Alimata Bara é uma comerciante de Beguédo, um pequeno vilarejo no leste de Burquina Fasso, na África Ocidental. Ela é uma das muitas "esposas solteiras" que se casaram com homens que trabalham no exterior (os chamados migrantes econômicos) e os veem poucas vezes em décadas. Ao contrário de outras esposas, ela abriu um pequeno comércio de carvão e vende parte da colheita da fazenda de sua família, conseguindo sobreviver, já que seu marido envia pouco dinheiro de tempos em tempos.

Vida pessoal[editar | editar código-fonte]

Em 2009, aos 17 anos, Alimata Bara se casou com Saada, um "italiano", apelido dos homens migrantes econômicos que foram trabalhar na Itália. Os dois se conheceram no mercado, conversaram, ele levou grãos de café para os pais dela e os dois se casaram 10 dias depois.[1] Alimata Bara e seu marido acreditavam que ela se juntaria a ele no exterior e, dessa forma, escaparia das dificuldades da vida rural em seu país.[1][2] Contudo, logo após o casamento, Saada perdeu o emprego por conta da crise econômica e da mudança na política migratória da Europa, onde os imigrantes são impedidos de entrar.[3][4][5] Hoje ele trabalha em uma fazenda de batatas,[6] onde provavelmente cumpre uma jornada extremamente longa e recebe muito pouco por isso.[2]

Assim Saada não levou Alimata Bara para a Itália e ele mesmo voltou a Beguédo apenas duas vezes desde o casamento. O casal passou menos de seis meses juntos entre 2009 e 2015. Alimata Bara é uma das muitas "esposas solteiras" da cidade: passou a viver com os sogros (como é o costume local), cuida da filha Omayma (que tinha 6 anos em 2015) e do filho Obaidou (que tinha três anos e só tinha visto o pai uma vez na vida) e espera seu marido retornar.[2][3][7] Ela também cuida dos pais de Saada (que são idosos), trabalha na roça e cozinha; ou seja, ela é a provedora e cuidadora da família, o centro da casa.[2]

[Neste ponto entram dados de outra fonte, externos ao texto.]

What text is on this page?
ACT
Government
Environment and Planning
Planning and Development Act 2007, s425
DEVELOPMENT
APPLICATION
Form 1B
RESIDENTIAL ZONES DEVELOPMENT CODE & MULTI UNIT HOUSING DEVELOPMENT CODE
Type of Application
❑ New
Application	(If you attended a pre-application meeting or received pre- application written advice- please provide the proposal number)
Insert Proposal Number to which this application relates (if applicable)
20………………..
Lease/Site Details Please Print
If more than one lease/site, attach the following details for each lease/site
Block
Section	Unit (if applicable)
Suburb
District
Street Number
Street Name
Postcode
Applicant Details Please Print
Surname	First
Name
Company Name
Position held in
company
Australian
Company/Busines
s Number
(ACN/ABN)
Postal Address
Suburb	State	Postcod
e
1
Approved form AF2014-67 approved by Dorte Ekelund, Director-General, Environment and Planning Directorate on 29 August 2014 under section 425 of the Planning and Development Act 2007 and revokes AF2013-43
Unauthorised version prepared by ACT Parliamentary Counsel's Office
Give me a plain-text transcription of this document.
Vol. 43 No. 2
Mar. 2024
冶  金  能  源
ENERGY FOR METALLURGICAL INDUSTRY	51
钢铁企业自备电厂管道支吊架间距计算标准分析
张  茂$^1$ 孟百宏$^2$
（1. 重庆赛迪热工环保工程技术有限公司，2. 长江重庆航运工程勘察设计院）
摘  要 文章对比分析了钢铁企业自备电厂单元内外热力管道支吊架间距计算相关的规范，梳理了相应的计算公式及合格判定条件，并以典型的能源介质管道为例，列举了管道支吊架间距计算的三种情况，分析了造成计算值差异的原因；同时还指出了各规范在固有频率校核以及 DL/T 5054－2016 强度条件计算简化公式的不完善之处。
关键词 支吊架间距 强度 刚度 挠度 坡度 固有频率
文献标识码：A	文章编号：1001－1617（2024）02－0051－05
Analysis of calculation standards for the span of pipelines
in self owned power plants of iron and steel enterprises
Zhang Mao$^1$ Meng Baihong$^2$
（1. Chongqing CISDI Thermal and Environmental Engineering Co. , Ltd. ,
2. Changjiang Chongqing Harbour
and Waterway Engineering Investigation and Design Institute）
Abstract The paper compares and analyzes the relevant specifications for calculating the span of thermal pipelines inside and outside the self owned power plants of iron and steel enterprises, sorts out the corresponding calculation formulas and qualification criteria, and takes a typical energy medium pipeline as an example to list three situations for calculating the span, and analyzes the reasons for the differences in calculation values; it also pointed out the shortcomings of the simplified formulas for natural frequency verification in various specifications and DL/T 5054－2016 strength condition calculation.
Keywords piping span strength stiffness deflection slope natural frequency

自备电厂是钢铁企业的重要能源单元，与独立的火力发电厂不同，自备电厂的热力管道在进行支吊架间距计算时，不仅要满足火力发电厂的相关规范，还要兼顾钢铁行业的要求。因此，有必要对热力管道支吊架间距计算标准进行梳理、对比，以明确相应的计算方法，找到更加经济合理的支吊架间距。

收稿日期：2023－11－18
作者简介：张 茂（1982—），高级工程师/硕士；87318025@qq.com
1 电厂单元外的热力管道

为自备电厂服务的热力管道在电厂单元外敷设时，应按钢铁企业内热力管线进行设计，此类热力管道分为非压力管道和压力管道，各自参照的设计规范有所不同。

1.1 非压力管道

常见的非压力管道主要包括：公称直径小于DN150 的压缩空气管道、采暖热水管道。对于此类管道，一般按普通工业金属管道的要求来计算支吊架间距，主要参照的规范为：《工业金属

Até mesmo a esperança de que, mesmo sem ter seu marido ao seu lado, ele poderia lhe dar uma vida boa não se cumpriu.[2] Com o dinheiro que ganhou no exterior, Saada construiu uma pequena casa de um cômodo para Alimata, mas só consegue enviar 80 reais (cotação de 2015) de tempos em tempos. Felizmente, ela consegue sobreviver porque abriu uma pequena venda de carvão e porque vende parte da colheita.[3][4]

Alimata nunca ficou esperando o dinheiro que seu marido mandaria da Itália. Durante a gravidez de sua filha, ela vendia verduras no mercado, mesmo que os pés inchassem por ficar no sol o dia todo, e que seu marido a mandasse ficar em casa. Com esse trabalho, ela economizou o suficiente para depois do nascimento da filha Omayma, comprar alguns sacos de carvão para negociar. Os lucros que ela obteve com a venda dos sacos de carvão, ela reinvestiu no pequeno negócio e agora tem um estoque de 30 sacos de carvão, que ela guarda e vende em um pequeno abrigo construído pelo marido em frente à sua casa. Além disso, quando tem tempo, Alimata vai de bicicleta ajudar sua mãe a cultivar a terra ond eplantam quiabo, painço, cebola e amendoim.[2][8]

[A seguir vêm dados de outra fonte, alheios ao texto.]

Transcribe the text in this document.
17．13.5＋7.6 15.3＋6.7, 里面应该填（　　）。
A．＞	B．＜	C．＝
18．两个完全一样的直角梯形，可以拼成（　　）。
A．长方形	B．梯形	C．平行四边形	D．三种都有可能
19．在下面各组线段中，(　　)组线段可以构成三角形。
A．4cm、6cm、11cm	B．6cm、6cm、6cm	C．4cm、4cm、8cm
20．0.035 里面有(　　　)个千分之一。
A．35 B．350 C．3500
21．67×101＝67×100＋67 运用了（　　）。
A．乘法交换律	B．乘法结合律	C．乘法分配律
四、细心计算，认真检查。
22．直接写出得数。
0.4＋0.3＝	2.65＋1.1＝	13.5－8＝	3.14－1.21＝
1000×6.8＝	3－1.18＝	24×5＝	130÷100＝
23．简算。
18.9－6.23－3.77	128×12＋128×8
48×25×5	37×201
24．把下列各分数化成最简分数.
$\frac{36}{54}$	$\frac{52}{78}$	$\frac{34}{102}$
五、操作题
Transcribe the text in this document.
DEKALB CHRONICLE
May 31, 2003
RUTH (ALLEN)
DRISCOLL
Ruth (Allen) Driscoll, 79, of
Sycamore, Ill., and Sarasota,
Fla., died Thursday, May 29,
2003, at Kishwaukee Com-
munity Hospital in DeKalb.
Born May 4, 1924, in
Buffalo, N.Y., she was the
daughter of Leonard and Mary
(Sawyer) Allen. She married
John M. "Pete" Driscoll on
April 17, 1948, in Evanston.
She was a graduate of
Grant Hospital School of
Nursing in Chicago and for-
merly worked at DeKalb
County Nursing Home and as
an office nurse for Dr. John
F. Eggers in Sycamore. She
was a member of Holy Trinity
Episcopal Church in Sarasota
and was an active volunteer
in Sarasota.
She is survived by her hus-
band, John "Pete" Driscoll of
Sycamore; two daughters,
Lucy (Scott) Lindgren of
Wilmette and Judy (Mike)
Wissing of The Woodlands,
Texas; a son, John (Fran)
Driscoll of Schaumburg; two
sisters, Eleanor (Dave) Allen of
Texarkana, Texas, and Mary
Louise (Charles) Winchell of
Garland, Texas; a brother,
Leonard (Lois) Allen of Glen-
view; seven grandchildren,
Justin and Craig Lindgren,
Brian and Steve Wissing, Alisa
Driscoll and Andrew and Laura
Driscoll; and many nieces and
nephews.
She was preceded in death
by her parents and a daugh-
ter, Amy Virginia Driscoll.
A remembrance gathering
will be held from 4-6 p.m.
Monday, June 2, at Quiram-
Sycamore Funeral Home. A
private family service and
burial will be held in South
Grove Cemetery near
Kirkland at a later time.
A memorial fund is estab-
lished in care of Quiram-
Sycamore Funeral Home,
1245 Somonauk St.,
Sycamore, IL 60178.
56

Ela faz piada com sua situação, já que cinco anos de boas colheitas de amendoim não renderiam o dinheiro para uma passagem de avião. Ela desistiu de ir morar com ele na Itália e só quer que ele volte.[2] Os dois costumam conversar por Skype quando Alimata vai a um pequeno cibercafé localizado em Beguedo.[2][8]

Os migrantes econômicos[editar | editar código-fonte]

Segundo Mahamadou Zongo, sociólogo e professor da Universidade de Ouagadougou, nessa região de Beguédo, "quem não migrou é considerado alguém que não tem os olhos abertos. A migração é considerada formativa, constituindo-se quase como uma iniciação agir para passar da adolescência à maioridade".[8] Mas esse é um fenômeno continental: os homens deixam suas famílias e migram para países vizinhos ou para a Europa em busca de melhores empregos, ficando por lá por anos ou décadas.[1][4][7][5] "As mulheres [...] são responsáveis ​​por ficar em casa cuidando da roça e dos filhos. Elas são abandonadas por seus pais, maridos e filhos por anos, até décadas. [...] E as esposas, mães, filhas, geralmente donas de casa, vivem como sombras, rondando o único espaço da cidade".[6]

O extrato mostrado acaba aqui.